Obama was slow to respond when asked about the AIG deal. A statement issued from his campaign did not clarify whether he supports or opposes it.
McCain said he didn't want the government to have to take over the company, but it was necessary.
"When AIG was bailed out, I didn't like it, but I understood it needed to be done to protect hard working Americans with insurance policies and annuities. Sen. Obama didn't take a position. On the biggest issue of the day, he didn't know what to think. He may not realize it, but you don't get to vote present as president of the United States," he said Thursday in Cedar Rapids, Iowa.
He also accused Obama of seeing the economic crisis as a "political opportunity."
Obama's campaign responded by accusing McCain of flip-flopping on the issue because he said he opposed the bailout earlier this week.
"Barack Obama does not second guess the Fed's decision to take unprecedented action to prevent the failure of one of the largest insurance companies in the world from creating an even larger crisis, and he believes it must protect families who count on insurance," said campaign spokesman Bill Burton.
As the McCain campaign tries to regain its footing, they're hitting hard with a new ad accusing Obama of wasting taxpayers money.

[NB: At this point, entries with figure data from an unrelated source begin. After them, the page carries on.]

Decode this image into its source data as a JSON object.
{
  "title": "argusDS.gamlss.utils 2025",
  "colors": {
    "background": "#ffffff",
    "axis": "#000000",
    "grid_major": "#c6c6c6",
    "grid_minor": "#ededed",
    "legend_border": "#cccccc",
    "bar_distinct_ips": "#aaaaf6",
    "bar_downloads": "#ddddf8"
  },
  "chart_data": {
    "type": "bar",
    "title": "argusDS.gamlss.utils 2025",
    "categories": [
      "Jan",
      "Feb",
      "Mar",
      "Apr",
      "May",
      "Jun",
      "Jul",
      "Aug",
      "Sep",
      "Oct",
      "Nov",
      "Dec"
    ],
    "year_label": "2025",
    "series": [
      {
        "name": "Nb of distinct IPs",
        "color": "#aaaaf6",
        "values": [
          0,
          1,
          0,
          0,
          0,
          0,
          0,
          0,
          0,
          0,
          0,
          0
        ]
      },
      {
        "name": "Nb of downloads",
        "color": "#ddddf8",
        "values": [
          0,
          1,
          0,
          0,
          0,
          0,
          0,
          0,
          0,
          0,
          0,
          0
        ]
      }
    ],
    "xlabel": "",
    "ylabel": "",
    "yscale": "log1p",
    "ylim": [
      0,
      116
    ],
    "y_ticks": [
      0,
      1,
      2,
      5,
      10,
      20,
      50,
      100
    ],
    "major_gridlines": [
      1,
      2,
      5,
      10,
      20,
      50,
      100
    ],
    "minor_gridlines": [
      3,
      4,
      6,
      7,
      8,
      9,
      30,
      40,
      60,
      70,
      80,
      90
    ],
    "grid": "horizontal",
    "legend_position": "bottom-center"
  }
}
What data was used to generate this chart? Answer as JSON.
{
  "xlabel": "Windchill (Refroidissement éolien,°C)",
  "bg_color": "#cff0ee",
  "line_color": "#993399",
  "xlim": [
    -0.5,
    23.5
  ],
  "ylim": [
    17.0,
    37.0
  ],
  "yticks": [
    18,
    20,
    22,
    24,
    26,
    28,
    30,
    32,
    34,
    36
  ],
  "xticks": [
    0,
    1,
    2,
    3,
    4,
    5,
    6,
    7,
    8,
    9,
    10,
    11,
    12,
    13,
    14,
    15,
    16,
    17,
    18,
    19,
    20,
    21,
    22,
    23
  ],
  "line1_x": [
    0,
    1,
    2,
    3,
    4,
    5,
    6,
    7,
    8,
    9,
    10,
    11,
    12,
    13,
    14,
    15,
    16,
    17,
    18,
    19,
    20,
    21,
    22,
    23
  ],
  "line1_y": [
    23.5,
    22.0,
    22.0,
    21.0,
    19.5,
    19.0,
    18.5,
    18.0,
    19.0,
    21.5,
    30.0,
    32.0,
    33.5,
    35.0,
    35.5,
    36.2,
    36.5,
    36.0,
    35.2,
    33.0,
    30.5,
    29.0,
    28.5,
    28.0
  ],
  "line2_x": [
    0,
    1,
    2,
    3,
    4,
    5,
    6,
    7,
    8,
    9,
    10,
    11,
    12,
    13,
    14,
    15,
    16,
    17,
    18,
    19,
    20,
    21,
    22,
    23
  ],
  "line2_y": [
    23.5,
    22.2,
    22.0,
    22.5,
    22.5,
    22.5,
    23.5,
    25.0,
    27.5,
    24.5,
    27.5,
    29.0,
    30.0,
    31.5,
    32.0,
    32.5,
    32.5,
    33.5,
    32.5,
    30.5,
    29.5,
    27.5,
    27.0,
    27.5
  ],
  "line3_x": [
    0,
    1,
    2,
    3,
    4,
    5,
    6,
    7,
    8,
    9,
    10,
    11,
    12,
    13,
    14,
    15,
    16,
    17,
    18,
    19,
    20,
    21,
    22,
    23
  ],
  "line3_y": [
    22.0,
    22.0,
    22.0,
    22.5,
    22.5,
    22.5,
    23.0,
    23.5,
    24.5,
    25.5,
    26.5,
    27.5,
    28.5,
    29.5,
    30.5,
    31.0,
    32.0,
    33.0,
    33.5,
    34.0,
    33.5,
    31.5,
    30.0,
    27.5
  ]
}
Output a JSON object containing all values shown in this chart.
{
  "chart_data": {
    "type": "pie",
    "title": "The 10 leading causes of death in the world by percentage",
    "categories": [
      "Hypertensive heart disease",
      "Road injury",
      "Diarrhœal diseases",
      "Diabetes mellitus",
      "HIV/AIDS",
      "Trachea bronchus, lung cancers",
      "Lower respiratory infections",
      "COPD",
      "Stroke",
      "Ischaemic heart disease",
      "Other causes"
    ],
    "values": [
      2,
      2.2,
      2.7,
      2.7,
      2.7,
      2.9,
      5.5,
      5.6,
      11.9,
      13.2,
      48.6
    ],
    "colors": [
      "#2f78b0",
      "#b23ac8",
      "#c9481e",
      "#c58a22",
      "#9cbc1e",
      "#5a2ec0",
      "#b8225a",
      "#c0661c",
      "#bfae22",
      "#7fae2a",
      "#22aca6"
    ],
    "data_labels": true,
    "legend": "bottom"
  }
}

The ad says Obama's economic policies would severely worsen the country's economic woes.
"When our economy's in crisis, a big government casts a big shadow on us all," the ad's narrator states. "Obama and his liberal Congressional allies want a massive government, billions in spending increases, wasteful pork. And, we would pay -- painful income taxes, skyrocketing taxes on life savings, electricity and home heating oil." "
Obama has repeatedly said the notion he will raise taxes on middle-class Americans is untrue.
According to a CNN fact check, Obama's tax plan would increase taxes in 2009 on the wealthiest 20 percent of households, while offering tax cuts for the other 80 percent. The largest increases would be on the top 1 percent of earners, according to analysis by the Tax Policy Center, a nonpartisan research group whose staff of experts includes former economic advisers to the White House and Congress under both Republicans and Democrats.
By comparison, the Tax Policy Center analysis says McCain would offer tax cuts across the board. Those at the top end of the scale would get the biggest percentage cuts under McCain, while households with the lowest incomes would receive the largest percentage cuts under Obama's plan.